Issue 32


Thank God You're Screaming

 

                It doesn’t take long to realize that a child was much easier to take care of yesterday.  I can remember hearing Rebecca whisper under her breath about how she couldn’t wait for Skylar to be born, that she couldn’t stand being pregnant another minute because she couldn’t sleep.  Foolishly, we hoped, things would change once he arrived.  Things did change, like Rebecca slept even less because she was breastfeeding every few hours, all day and all night long.

                Fortunately, there’s always the hope that things will change again for the better.  I can remember hearing Rebecca whisper under her breath that she wished Skylar could hold his bottle for himself.  Slowly we worked with him and his finger control.  We could tell he wanted to be able to do it so badly.  Finally the day came when he could hold the bottle for himself.  That was also the same day he was able to reach up, remove Rebecca’s glasses, and break them.  Since then he has discovered how to open drawers filled with deadly kitchen utensils, how to make the same sound on his electronic toy until God has the mercy to make the batteries die, and, joy of joys, take off his diaper all by himself.  I still have the bruise from the morning we foolishly laid our son in bed between us with one of his hard plastic rattles.  With a single random flailing of his arm, Skylar was able to wake us both from deep REM sleep when he cracked me in the crown of my nose and nailed Rebecca in the eye.

                A pattern is starting to become clear to me with each of these changes for a hopeful better.  Skylar is now clearly on the path to learning how to walk.  He can already crawl, albeit backwards only, and is able to back himself up until he is trapped in the jaws of his changing table.  Even in his untraditional mode of traveling he has discovered every tasty paper clip I have ever lost in my life. Setting him facing the door to his bedroom, I figured he could only move himself further back into his room while I took advantage of a three-minute run down to the basement to move laundry into the dryer.  I didn’t realize there was a spin cycle on Skylar as well, as I discovered when I returned and he was somehow out in the hall, right at the edge of the stairs.  It is a foolish pipe dream, I know, to wish that things could be like the past, when I could lay him down on my bed and be able to come back 20 minutes later to find him in exactly the same spot.

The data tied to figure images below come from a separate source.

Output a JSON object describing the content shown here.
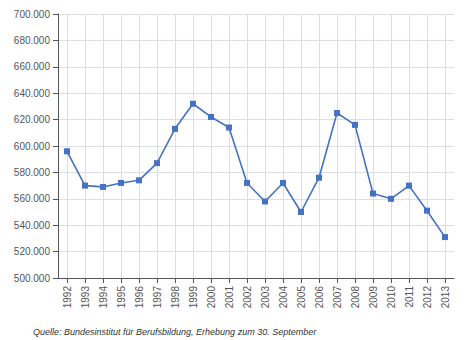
{
  "chart_data": {
    "type": "line",
    "x": [
      1992,
      1993,
      1994,
      1995,
      1996,
      1997,
      1998,
      1999,
      2000,
      2001,
      2002,
      2003,
      2004,
      2005,
      2006,
      2007,
      2008,
      2009,
      2010,
      2011,
      2012,
      2013
    ],
    "values": [
      596000,
      570000,
      569000,
      572000,
      574000,
      587000,
      613000,
      632000,
      622000,
      614000,
      572000,
      558000,
      572000,
      550000,
      576000,
      625000,
      616000,
      564000,
      560000,
      570000,
      551000,
      531000
    ],
    "color": "#4472C4",
    "marker": "square",
    "xlim": [
      1991.5,
      2013.5
    ],
    "xticks": [
      1992,
      1993,
      1994,
      1995,
      1996,
      1997,
      1998,
      1999,
      2000,
      2001,
      2002,
      2003,
      2004,
      2005,
      2006,
      2007,
      2008,
      2009,
      2010,
      2011,
      2012,
      2013
    ],
    "ylim": [
      500000,
      700000
    ],
    "yticks": [
      {
        "value": 500000,
        "label": "500.000"
      },
      {
        "value": 520000,
        "label": "520.000"
      },
      {
        "value": 540000,
        "label": "540.000"
      },
      {
        "value": 560000,
        "label": "560.000"
      },
      {
        "value": 580000,
        "label": "580.000"
      },
      {
        "value": 600000,
        "label": "600.000"
      },
      {
        "value": 620000,
        "label": "620.000"
      },
      {
        "value": 640000,
        "label": "640.000"
      },
      {
        "value": 660000,
        "label": "660.000"
      },
      {
        "value": 680000,
        "label": "680.000"
      },
      {
        "value": 700000,
        "label": "700.000"
      }
    ],
    "grid": true,
    "footnote": "Quelle: Bundesinstitut für Berufsbildung, Erhebung zum 30. September"
  }
}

                Just yesterday I sat Skylar in the easy chair while I changed a CD.  I turned to see Skylar filled with curiosity as he leaned forward to see what was over the edge of the chair.  It was like being in a movie, with Dad-cam rolling: slow-motion and you just can’t move fast enough.  As he fell head-first, I remembered the words of my brother as he explained to me that children lose an IQ point every time they land on their heads.  There was the horrible thump as Skylar’s head hit the floor, then an infinity of silence.

                Silence.  Each night I pray as I lay in bed for a sound no louder than his gentle breathing while he sleeps.  We can’t go to movies anymore because Skylar has become a chatterbox as he cycles through his ba-ba, da-da, and ma-ma repertoire.  And then there are the screaming fits when he is teething where my heart breaks for him as my mind shatters over and over again like Promethean glass.  Silence.  It seems to be only a distant memory of my past.  But at this moment, silence equals terror.

                I hear his scream, and then I can finally breath again.  I pick Skylar up and soothe him.  Rebecca rushes into the room because this is the first time we have heard this particular cry; it is one of those firsts neither one of us feels the urge to run and get the camera for.  We both hold Skylar, and I thank God that he is screaming.  For despite all the noise and chaos he brings, my life is so much richer for his being a part of it.

                I look at Rebecca, and she looks at me.  I see her lips move as she quietly whispers under her breath.  I cannot hear her words for Skylar’s 100 decibel screams are about an inch from my left, almost deaf, ear.  But I can read her lips because I’m thinking exactly the same thing:

                When do we have the next one?